US Retail Investors Not So Keen on Buying Alibaba Shares
Alibaba is a giant e-commerce company which is based in China. This year, the company, the Alibaba Holding Group, has made an official announcement, stating that the company will start its initial public offering, or the IPO for short, at the US Stock Exchange. In respect to the Chinese company’s plan to go public, there are not few financial advisers out there, such as Bob Mecca who works for the Hoffman Estate at Illinois, who are very much interested in the plan. As a matter of fact, these financial advisers believe and expect that there will be a pretty massive number of phone calls requesting to buy the shares of the giant e-commerce tech company from the mainland of China. For those who may not know, this particular company from China actually has a bigger sale figure when compared to the sale figure that has been achieved by eBay, Inc. and Amazon, Inc. put together. Taking that into account, financial advisers believe that Alibaba can actually quite easily earn more than US$21 billion from its debut at the US Stock Exchange. Alibaba is, after all, the hottest tech company there is after Facebook.
Unfortunately, the debut of the China-based company in question at the US Stock Exchange has been much lower than expected so far. Investors from the United States of America do not really seem to have any real interest in the Chinese e-commerce company. For the IPO offered by Alibaba, the company can only interest about a quarter of the number of investors that Facebook attracted at the same phase in the process. In addition to that, the number of investors who seem interested in investing their cash at Alibaba is only half of the number of investors Twitter managed to attract during the same investment period. This has well been pointed out by Steve Quirk. For information, Quirks is the senior vice president of the TD Ameri trade Holding Corp, a company that focuses on providing services to traders that actively take part in the trades that take place at a discount broker.

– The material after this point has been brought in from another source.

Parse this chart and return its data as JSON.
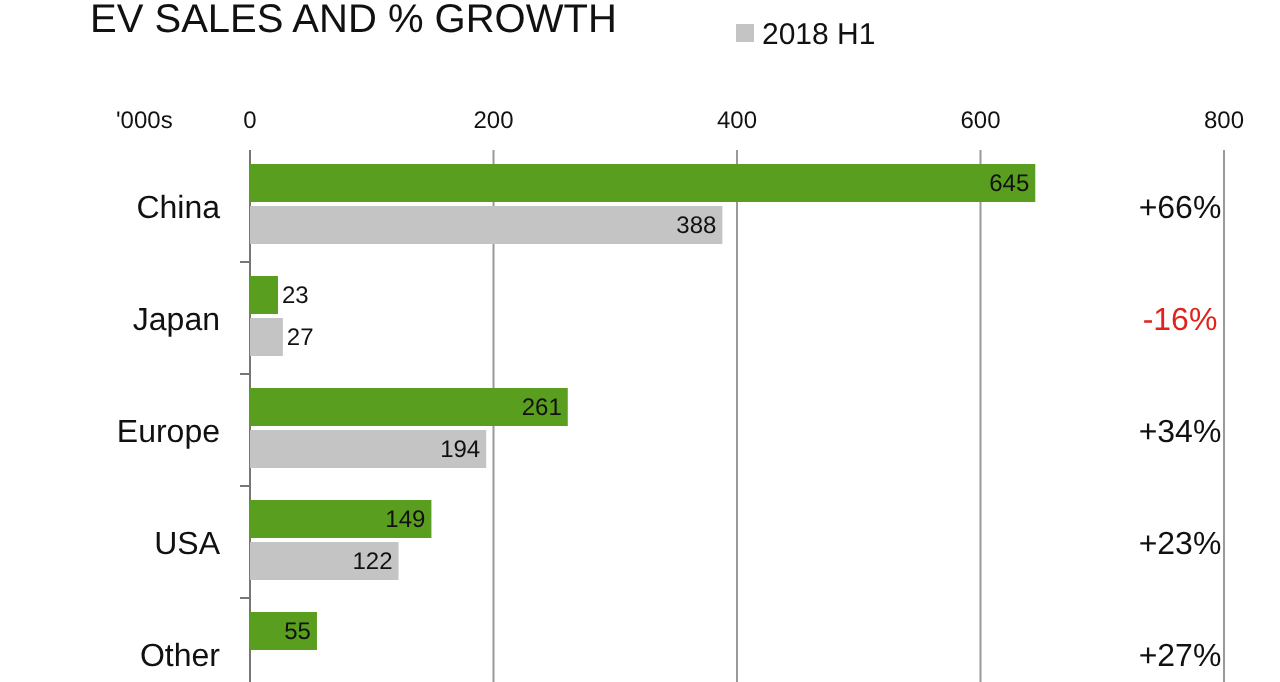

The low number of US retail investors interested in Alibaba is very ironic, considering that investors often get to receive up to 20% of the profits earned from their shares in the IPO. To make things even better, the owner of Alibaba has even been awarded as the wealthiest person in China recently. So, on paper, it looks like Alibaba is a perfect option to invest some money in. Regarding the issue of the low number of investors for the Chinese company, the spokesperson for the company, Robert Christie, has declined to make any official comments at all whatsoever.
Perhaps, what drives the US retail investors away is that Alibaba is trying to sell its shares at the price range of US$60-66 for each and every single piece of the American Depository Share. Honestly speaking, that price range is really too high. After all, the norm for retail investors is to spend their hard earned cash on stocks that are offered at a much lower price for each of the shares. With that being said, it seems as if the Chinese e-commerce company is not really looking forward to the investments from a massive number of retail investors from the US.
However, this does not necessarily mean that things will stay this way for good. The pre IPO roadshow that the company will carry out may just happen to interest even more investors than before. The roadshow will attempt to target fund managers so that the IPO can be further promoted and perhaps even more effectively.
Yet, investors can actually get into Alibaba as well by means of other ways. Yahoo, Inc., for an example, owns 22.4% of the shares at Alibaba. In addition to that, the Soft bank Corp from Japan also owns 34.1% of the shares at Alibaba. So, investors interested in investing their money in the company can actually invest in Yahoo or the Soft bank Corp instead.